— Ай-яй-яй, какое непочтение к нашим родственникам, — раздался откуда-то сзади мягкий, укоряющий голос, — разве у советской девушки могут быть такие предрассудки?
Послышалось негромкое звяканье, потом негромкое шуршание. Кто-то сидел за столом позади нее, заставленный пробирками и колбами. Кто-то кого Наташа не могла видеть.
— Впрочем, вас сложно осуждать, — продолжал говорить этот некто, — увы, немногие настолько прониклись истинно революционным пониманием дарвинизма. Люди пренебрежительно относятся к нашим ближайшим родственникам по планете, а ведь у них, неиспорченных классовой борьбой и эксплуатацией, есть чему поучится.
Наташа вертела головой пытаясь разглядеть обладателя голоса, но без особых успехов.

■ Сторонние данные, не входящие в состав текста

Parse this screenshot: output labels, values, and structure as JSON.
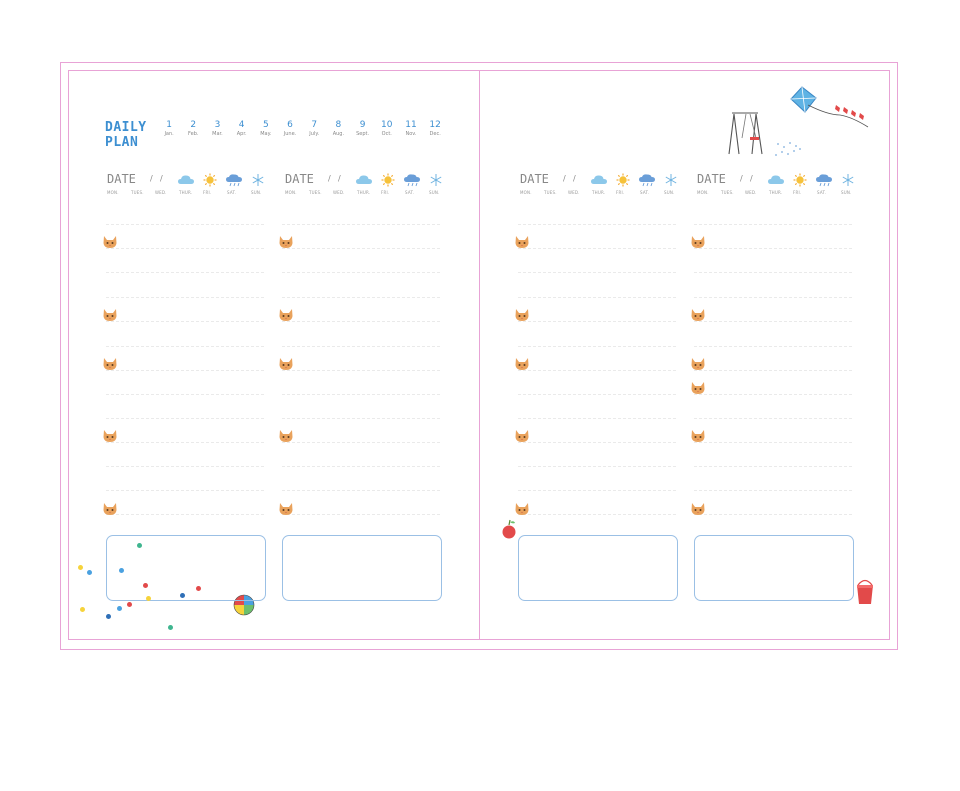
{
  "planner": {
    "title_line1": "DAILY",
    "title_line2": "PLAN",
    "months": [
      {
        "num": "1",
        "name": "Jan."
      },
      {
        "num": "2",
        "name": "Feb."
      },
      {
        "num": "3",
        "name": "Mar."
      },
      {
        "num": "4",
        "name": "Apr."
      },
      {
        "num": "5",
        "name": "May."
      },
      {
        "num": "6",
        "name": "June."
      },
      {
        "num": "7",
        "name": "July."
      },
      {
        "num": "8",
        "name": "Aug."
      },
      {
        "num": "9",
        "name": "Sept."
      },
      {
        "num": "10",
        "name": "Oct."
      },
      {
        "num": "11",
        "name": "Nov."
      },
      {
        "num": "12",
        "name": "Dec."
      }
    ],
    "date_label": "DATE",
    "date_separator": "/",
    "weekdays": [
      "MON.",
      "TUES.",
      "WED.",
      "THUR.",
      "FRI.",
      "SAT.",
      "SUN."
    ],
    "weather_icons": [
      "cloud-icon",
      "sun-icon",
      "rain-cloud-icon",
      "snowflake-icon"
    ],
    "colors": {
      "border": "#e8a3d6",
      "title": "#3d8fd1",
      "note_box": "#9bc0e5",
      "cat": "#e9a25c"
    },
    "decorations": [
      "swing-icon",
      "kite-icon",
      "beach-ball-icon",
      "apple-icon",
      "bucket-icon",
      "confetti-dots"
    ]
  }
}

— Кто вы? — наконец произнесла она.
— Я? — послышался добродушный смешок, — моя личность не столь значительна, чтобы о ней стоило много говорить. Я лишь слуга Госпожи Науки, которому был предоставлен шанс перевернуть все представления человечества о мире да и о самом человеке тоже. Сказать по правде, я не очень верю в учение господина Маркса, но я благодарен советской власти за то, что она дала мне шанс отринуть замшелые предрассудки и нелепые запреты, дабы показать миру величие человеческого разума. Вы же сами врач, вы должны понимать.
Наташа по-прежнему крутила головой, хотя уже и поняла, что это бесполезно. Взгляд ее остановился на большом портрете висевшим над столами — человек с седым венцом волос на голове и с внимательно глядящими серо-голубыми глазами на тонком, худом лицестрого смотрел на Наташу. Где-то она уже видела этот пронзительный взгляд, эти внимательные глаза, в которых горел неутомимый пламень познания.
— Я вижу вас заинтересовал мой портрет, — сказал ее собеседник, — таким я, впрочем, был довольно давно. Еще когда в Африке добывал материал для опытов — кое-что от тех первых экспериментов, осталось со мной и сейчас — вернее кое-кто. Увы, в Африке мне пришлось свернуть деятельность, но к счастью, мне предоставили все возможности для работы тут. Проклятая болезнь чуть не вогнала меня в гроб, так что пришлось пойти на некоторые жертвы. Впрочем, наверное это и жертвой нельзя назвать — ведь опыт прошел удачно. Вы молоды, красивы и вам, наверное, покажется чрезмерной цена вопроса, но поверьте, когда старость начнет брать свое, вы подумаете иначе. У меня не было выбора — без инъекции определенной витальной силы, я бы умер в Казахстане. А так — получилось удачная инсценировка. Хотя в каком-то смысле ее тоже можно считать смертью. Смертью и воскресеньем.